It is a strange fact of nature that the most violent forms of weather—hurricanes and tornadoes—have at their heart a calm, still center. That center is only evident because of the contrasting fury that surrounds it. Otherwise, it’s just another pleasant, sunny day.
The Wooster Group has been subjecting the texts of modern theater to their own form of heavy weather for the past 20 years. In meteorology, at least, the eye transforms the landscape by its passage. This still center appears time and again at the heart of The Wooster Group’s work, wreaking an equal sort of transformation.

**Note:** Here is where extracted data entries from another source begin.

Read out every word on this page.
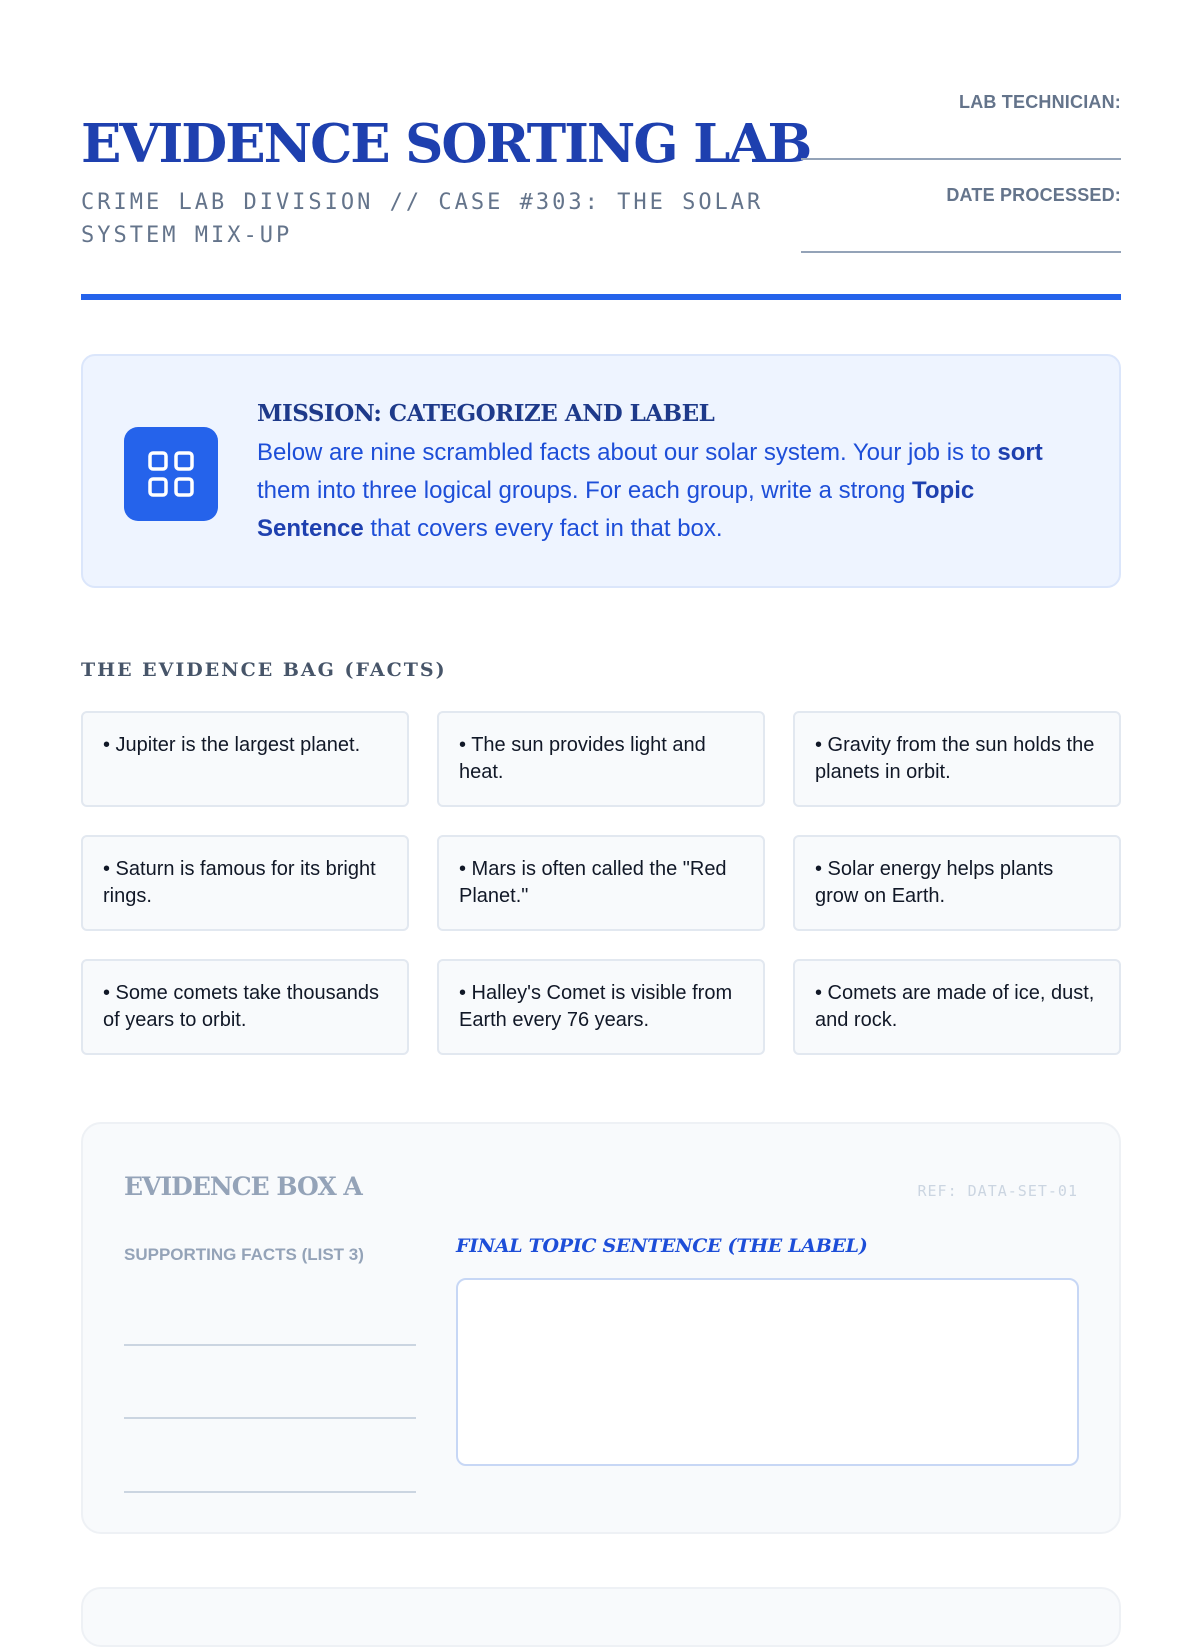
EVIDENCE SORTING LAB
CRIME LAB DIVISION // CASE #303: THE SOLAR SYSTEM MIX-UP
LAB TECHNICIAN:
DATE PROCESSED:
MISSION: CATEGORIZE AND LABEL

Below are nine scrambled facts about our solar system. Your job is to sort them into three logical groups. For each group, write a strong Topic Sentence that covers every fact in that box.

THE EVIDENCE BAG (FACTS)
• Jupiter is the largest planet.	• The sun provides light and heat.
• Gravity from the sun holds the planets in orbit.
• Saturn is famous for its bright rings.
• Mars is often called the "Red Planet."
• Solar energy helps plants grow on Earth.
• Some comets take thousands of years to orbit.
• Halley's Comet is visible from Earth every 76 years.
• Comets are made of ice, dust, and rock.
EVIDENCE BOX A	REF: DATA-SET-01
SUPPORTING FACTS (LIST 3)	FINAL TOPIC SENTENCE (THE LABEL)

It is currently revealed in the storm of language that makes up Eugene O’Neill’s “comedy of ancient and modern life” (O’Neill’s words) The Hairy Ape—the Group’s latest effort and their first in what the city’s banners proclaim as “The New Times Square.”
Directed by the Group’s Elizabeth LeCompte, with a mad, startling performance centered on Willem Dafoe’s Yank—a benighted stoker feeding coal to flame the iron bowels of a luxury liner—the play charts Yank’s course from the stoke-hole to a bleak and battered enlightenment. Yank searches for his place and purpose under a steady rain of blows that drive him to his ironic end in the crushing embrace of an ape. Hardly an ode to Darwin, The Wooster Group nonetheless continues, with this grimly comic Ape, to subject contemporary theater to their own irresistible laws of evolution.